# I love my E90 lights



## hpowders (Jun 3, 2005)

From your mouth to.....


----------



## -=Hot|Ice=- (Jan 9, 2008)

Hmm, they went with Reflective type lights instead of projection. Interesting. Personally, I would of like it to be projection.


----------



## Jason @ BMS (Aug 31, 2009)

0428 said:


> Correct! But who needs a 90K 6er when you can take the bus. :banghead:


True That.


----------



## pointandgo (Apr 9, 2010)

jocamryn said:


> ...But these are just SEXY!:thumbup: THIS is what I have been asking BMW for! FULL LED treatment, xenons should be standard, and Halogens go the way of the dodo bird.
> 
> You should love your Xenons...they will last much longer than halogens...perhaps 5 years or more, and you won't have to worry about halogen replacement costs. Not to mention the improved road visibility.
> This comparison of Xenon vs. Halogen:
> http://www.youtube.com/watch?v=0wnFFWlzz6M&feature=related


----------



## FCBayernFTW (Oct 10, 2005)

> High-visibility innovation: Adaptive LED Headlights.
> 
> The new BMW 6 Series Coupe is equipped with bi-xenon headlights as standard. An accentuating trim element cuts across the top of the hallmark BMW twin round headlights to produce the intent look familiar from other BMW models. The optional Adaptive LED Headlights provide a fresh take on this established feature. The Adaptive LED Headlights for low beam and high beam contain LED light rings for the parking lights and daytime running lights, which are levelled off at the lower edge and overlapped at their top edge by an accent light ***8211; also featuring LEDs. The result is a stunning, distinctively BMW showcase for the innovative light technology below the surface.

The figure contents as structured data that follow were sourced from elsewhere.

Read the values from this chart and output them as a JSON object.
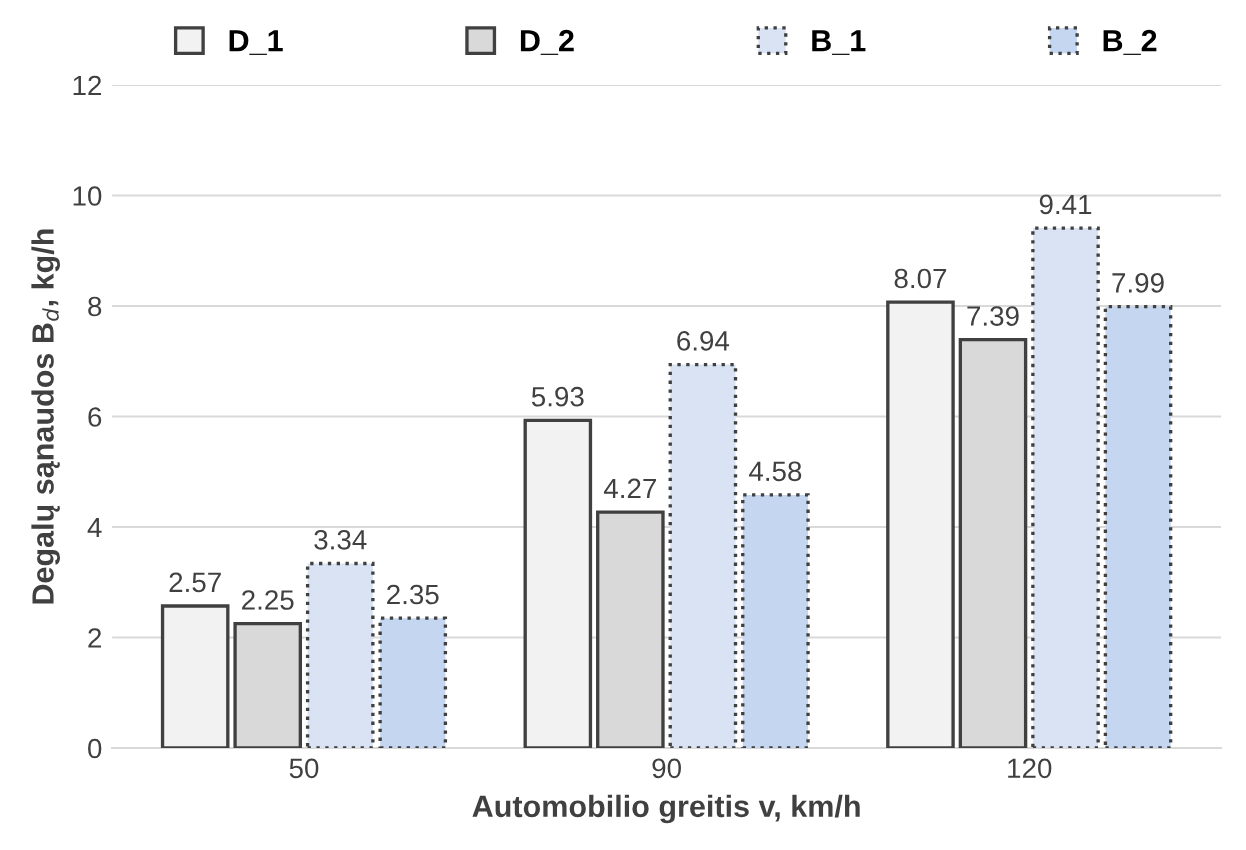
{
  "chart_data": {
    "type": "bar",
    "xlabel": "Automobilio greitis v, km/h",
    "ylabel": "Degalų sąnaudos B$_{d}$, kg/h",
    "categories": [
      "50",
      "90",
      "120"
    ],
    "series": [
      {
        "name": "D_1",
        "color": "#f2f2f2",
        "line_style": "solid",
        "values": [
          2.57,
          5.93,
          8.07
        ]
      },
      {
        "name": "D_2",
        "color": "#d9d9d9",
        "line_style": "solid",
        "values": [
          2.25,
          4.27,
          7.39
        ]
      },
      {
        "name": "B_1",
        "color": "#dae3f3",
        "line_style": "dotted",
        "values": [
          3.34,
          6.94,
          9.41
        ]
      },
      {
        "name": "B_2",
        "color": "#c5d7f0",
        "line_style": "dotted",
        "values": [
          2.35,
          4.58,
          7.99
        ]
      }
    ],
    "ylim": [
      0,
      12
    ],
    "yticks": [
      0,
      2,
      4,
      6,
      8,
      10,
      12
    ],
    "grid": "y",
    "legend": "top",
    "data_labels": true
  }
}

In addition, they also generate the low beam and high beam light from the two light rings. The light sources here are horizontal LED ribs positioned in the centre of the light rings. The brand's hallmark twin round headlight look is therefore ex-pressed even more strikingly not only with the daytime running lights switched on, but also when the headlights are activated in the dark.
> 
> However, the Adaptive LED Headlights are about more than just looking good; they also ensure the driver can see well. Their bright white light provides an intense and even illumination of the road ahead. From a colour perspective, the light comes much closer to natural daylight than that created by conventional halogen or xenon headlights, lending even reflective objects far greater contrast. The cornering element of the Adaptive LED Headlights is also tailored to the car's speed, steering angle and yaw rate, allowing the pivot of the headlights to adapt automatically to the line of the corner. Meanwhile, a light source positioned specially in the headlight housing generates the cornering light which, at low speeds, ensures illumination of the road surface in the direction the car is turning. LED technology is also deployed for the direction indicators, each of which consists of eight LED units arranged in a row underneath the light rings. As well as enhancing visibility in the dark, the Adaptive LED Headlights thus also significantly improve the signalling effect of the car's lights.


I think they are da shizzle, hopefully they trickle down to the F30 M3.


----------



## FCBayernFTW (Oct 10, 2005)

These really set this car off!


----------